While much of this sounds like a dour affair, there are some great gags and subtle jokes tossed in to remind you that you can laugh at the darkness. And if you can't laugh, turn to the people you love. Gibson and Jean-Baptists are a treat on-screen together with heartwarming chemistry. The pair play well as husband and wife who have occupied each other's company for an untold number of years, but just because of their familiarity doesn't mean there isn't any spice left in the holiday cider.
Performances are strong throughout this straight-faced coal-black comedy. Chance Hurstfield is a hoot as the diabolical Billy who plays this Santa's child nemesis like a Mafia Don in training. Walton Goggins shines as the assassin bringing his customary swagger but with a toned-down earnestness of a man who grew up wishing he could still be a child. As previously mentioned, Marianne Jean-Baptiste is a heartwarming delight. Her Ruth is quick with the sage advice but offers some of the funnier jokes to keep things even-keeled. Then we have Mel - who has always delivered great performances, but of his last few roles, I think this is some of his best work in front of the camera in a decade. He slips into the gruff and grumpy persona that he cultivated in the 80s and 90s, but the heart and humor return with ease.
When Ruth gives Chris a file of all the kids he helped inspire to become happy successful adults because he gave them the toy they always wanted, it was a true "Ahhh…" moment. There's the Mel we all loved so much and haven't really seen in what feels like a long time. You can't really call this a comeback performance since he never really left the movies - Dragged Across Concrete is a great turn and Hacksaw Ridge a phenomenal war film for Gibson as a Director - but his Chris Kringle is a welcome return to classic "Mel" form.

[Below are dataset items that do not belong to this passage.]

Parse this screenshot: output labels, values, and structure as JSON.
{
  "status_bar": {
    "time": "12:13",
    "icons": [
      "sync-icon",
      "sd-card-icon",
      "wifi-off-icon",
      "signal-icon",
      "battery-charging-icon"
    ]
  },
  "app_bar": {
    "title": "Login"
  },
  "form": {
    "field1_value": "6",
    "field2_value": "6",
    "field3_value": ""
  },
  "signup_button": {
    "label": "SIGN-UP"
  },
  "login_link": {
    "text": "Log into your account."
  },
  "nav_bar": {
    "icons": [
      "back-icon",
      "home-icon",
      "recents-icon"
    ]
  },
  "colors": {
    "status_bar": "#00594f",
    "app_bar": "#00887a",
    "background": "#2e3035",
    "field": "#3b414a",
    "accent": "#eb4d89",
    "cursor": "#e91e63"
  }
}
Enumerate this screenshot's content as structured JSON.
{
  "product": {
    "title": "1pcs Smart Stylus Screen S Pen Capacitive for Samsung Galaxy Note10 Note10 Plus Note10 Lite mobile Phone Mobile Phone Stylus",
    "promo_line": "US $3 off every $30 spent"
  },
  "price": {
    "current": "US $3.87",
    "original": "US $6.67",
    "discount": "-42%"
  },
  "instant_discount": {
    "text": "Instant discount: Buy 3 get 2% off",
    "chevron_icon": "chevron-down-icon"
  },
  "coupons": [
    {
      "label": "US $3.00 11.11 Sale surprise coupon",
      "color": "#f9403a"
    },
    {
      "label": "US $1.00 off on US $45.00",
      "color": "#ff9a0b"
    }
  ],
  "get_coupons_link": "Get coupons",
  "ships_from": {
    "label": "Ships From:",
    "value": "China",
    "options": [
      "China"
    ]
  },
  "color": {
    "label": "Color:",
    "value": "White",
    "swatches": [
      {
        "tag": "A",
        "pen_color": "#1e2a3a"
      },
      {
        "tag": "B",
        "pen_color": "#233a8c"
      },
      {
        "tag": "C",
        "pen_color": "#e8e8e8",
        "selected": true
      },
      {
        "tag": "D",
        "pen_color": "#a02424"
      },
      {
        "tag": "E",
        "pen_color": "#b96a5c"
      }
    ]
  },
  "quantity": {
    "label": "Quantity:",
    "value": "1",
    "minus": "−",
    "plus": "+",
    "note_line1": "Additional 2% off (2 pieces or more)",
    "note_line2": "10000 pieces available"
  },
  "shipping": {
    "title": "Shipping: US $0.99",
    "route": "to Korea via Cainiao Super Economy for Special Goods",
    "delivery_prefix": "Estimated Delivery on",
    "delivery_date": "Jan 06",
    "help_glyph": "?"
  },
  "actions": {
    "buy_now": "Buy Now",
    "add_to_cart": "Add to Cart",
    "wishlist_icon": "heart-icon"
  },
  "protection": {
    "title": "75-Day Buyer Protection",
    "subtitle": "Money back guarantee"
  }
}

I'm not sure Fatman will light everyone's tree this holiday season, but it was the kind of darkly comical movie I needed. As a new father stuck raising a child in the middle of a pandemic on little to no sleep during a contentious election season, it's easy to get hung up on all of the unpleasantness you see around you. With some smart direction, witty screenwriting, and some entertaining performances, Fatman is the soothing pine-scented balm to remind you it's okay to let bygones be bygones, hug the ones love, laugh when you need to, and yes - even get excited for the holiday season while Mel Gibson and Walton Goggins square off in a bullet-fueled shootout.
Dark, cynical, and hilarious - Fatman was an unexpected holiday joy. From the trailer, it feels as if the film was a one-joke pony but this show has a lot in store for its audience. It's not dark for the sake of darkness, it's not crass just to hear Santa swear a time or two. Fatman offers a lot of heart and holiday cheer and turns out to be the perfect antidote for a tough year full of stress and anxiety. Certainly not age-appropriate for everyone at home this year, but for those up to the task, there's grand entertainment value to be enjoyed. Highly Recommended.